Weir High’s Babinchak bowling his way to the top
WEIRTON — Thomas Babinchak has been around bowling for most of his life, fondly remembering going to the lanes with his father, Robert Babinchak, as a small child.
It became evident early on that Thomas had exceptional talent, which is now taking his career to new heights.
“It’s something I really enjoy,” Thomas said. “I got into it through my dad. He has been bowling since he was in college. When I was a little kid he would bring me and I just loved bowling.
“Around the age of seven or eight I was bowling like 160, and the other kids weren’t. It took off from there.”
That accent through the junior bowling ranks will take Thomas to the International Training and Research Center in Arlington, Texas, which is used by Team USA and junior Team USA, adjacent to the United State Bowling Congress Headquarters, August 8-10 for the Bowling Combine.
“It’s pretty crazy,” Thomas said. “Only 60 kids get invited to go to the combine, so it feels pretty good to know that I was one of the 60 they accepted. I feel like I’m representing bowlers in the Ohio Valley. It’s pretty important to me.”
It will not be the first time he’s competed at the facility.
“We had the fortune of visiting there last year because the National Tournament for kids, the Junior Bowl Championships, was held in Dallas last year, so we got to see the complex that we’ll be going to,” Robert said.
The trip to the combine became a reality when Thomas was selected by the the Whiteman Family (Charlie, Cara, and Tom) who own Holiday Lanes in Weirton, where Thomas is in the youth bowling program, for the 2019 Holiday Lanes Proprietor Award.
Also added to Thomas’ list of accolades recently was the Tom “The Vulture” Guio Memorial Award, selected by Guio’s daughter Christine Guio-Smalley. That award is helping send him to Nationals in Detroit.
Robert runs the youth program at Holiday Lanes, which has 92 kids participating and is the largest such program in West Virginia.
“It has really taken off in the last five or six years,” Robert said. “When I took over, we started with 56 kids in the program, and we’ve gone to 92. We’ve added a sport bowling class, which puts these kids in conditions like the Professional Bowler’s Tour.
“We started the first junior bowl league (in the state), and we’re the only one within a 300-mile radius that we are aware of.”
That growth is showing at the high school level, where the OVAC announced in November it will recognize the sport in the upcoming fall season. Thomas’ school, Weir High, also recently approved a bowling team.

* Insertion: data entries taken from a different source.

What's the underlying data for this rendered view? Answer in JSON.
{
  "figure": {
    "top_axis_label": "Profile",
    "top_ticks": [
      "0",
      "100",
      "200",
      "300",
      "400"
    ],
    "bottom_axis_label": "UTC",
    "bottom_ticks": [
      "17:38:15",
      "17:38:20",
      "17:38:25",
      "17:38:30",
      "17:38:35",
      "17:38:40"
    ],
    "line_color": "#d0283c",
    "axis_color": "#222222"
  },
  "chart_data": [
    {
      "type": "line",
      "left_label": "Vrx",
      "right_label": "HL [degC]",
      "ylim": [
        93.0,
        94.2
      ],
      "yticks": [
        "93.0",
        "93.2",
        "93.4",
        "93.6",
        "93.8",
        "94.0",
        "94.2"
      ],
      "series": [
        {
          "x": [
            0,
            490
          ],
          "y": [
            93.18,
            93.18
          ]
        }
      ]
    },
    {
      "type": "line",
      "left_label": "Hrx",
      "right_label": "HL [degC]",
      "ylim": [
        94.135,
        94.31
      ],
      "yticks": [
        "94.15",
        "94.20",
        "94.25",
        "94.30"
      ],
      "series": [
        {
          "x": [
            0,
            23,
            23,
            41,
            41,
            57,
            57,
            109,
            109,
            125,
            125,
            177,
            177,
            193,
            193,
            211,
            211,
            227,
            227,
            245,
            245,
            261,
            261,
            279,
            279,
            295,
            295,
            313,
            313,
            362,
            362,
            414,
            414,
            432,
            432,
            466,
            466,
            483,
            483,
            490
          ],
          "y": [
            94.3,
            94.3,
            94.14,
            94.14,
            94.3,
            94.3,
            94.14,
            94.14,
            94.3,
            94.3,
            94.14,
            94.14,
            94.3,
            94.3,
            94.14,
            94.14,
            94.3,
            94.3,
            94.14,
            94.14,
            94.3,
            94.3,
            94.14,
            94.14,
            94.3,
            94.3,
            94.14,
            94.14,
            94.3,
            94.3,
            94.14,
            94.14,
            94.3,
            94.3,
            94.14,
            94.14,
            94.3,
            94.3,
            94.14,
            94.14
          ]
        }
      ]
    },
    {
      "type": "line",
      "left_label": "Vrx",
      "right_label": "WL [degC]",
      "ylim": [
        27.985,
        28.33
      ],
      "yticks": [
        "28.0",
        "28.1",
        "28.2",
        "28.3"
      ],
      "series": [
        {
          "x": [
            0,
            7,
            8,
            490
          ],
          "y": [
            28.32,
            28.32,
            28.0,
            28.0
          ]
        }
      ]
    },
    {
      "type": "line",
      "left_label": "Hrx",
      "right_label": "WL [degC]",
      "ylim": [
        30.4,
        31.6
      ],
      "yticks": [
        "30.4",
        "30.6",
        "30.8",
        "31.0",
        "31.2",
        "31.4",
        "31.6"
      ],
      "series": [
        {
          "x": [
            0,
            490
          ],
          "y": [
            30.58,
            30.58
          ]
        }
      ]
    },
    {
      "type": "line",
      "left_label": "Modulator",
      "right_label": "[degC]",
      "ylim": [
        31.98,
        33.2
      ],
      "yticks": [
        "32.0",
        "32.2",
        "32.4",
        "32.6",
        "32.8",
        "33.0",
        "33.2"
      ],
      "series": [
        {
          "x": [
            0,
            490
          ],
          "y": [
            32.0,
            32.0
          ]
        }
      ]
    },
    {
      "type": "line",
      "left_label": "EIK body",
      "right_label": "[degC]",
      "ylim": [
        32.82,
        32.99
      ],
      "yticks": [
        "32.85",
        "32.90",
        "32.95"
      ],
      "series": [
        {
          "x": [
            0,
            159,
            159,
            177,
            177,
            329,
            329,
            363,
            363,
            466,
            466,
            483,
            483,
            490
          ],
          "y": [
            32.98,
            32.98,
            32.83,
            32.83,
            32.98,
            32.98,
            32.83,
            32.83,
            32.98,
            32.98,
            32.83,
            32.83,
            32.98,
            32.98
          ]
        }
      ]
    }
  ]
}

“It’s getting recognized,” Robert said. “To have the OVAC bring it in is huge, because everybody looks at the OVAC as one of the big, power conferences in the region. For them to add bowling to that is really, really something big.”
Thomas feels the growth will continue.
“It’s exciting and good to know,” he said. “I think it’s something more and more people are going to get into. The sport is going to keep growing.”
Thomas, a 3.75 GPA honor student, Weir High Key Club member and distinguished student in mathematics, has his bowling goals set collegiately and beyond.
“I want to get a scholarship to go to college and bowl,” he said. “I hope to go pro after college, win some majors and some titles on TV. That would be pretty cool.
Favorite pro bowler is Jason Belmonte, an Austrailian two-hander with the most majors won.
“He’s beat all the all-time greats,” Thomas said. “That is somebody I want to be like.”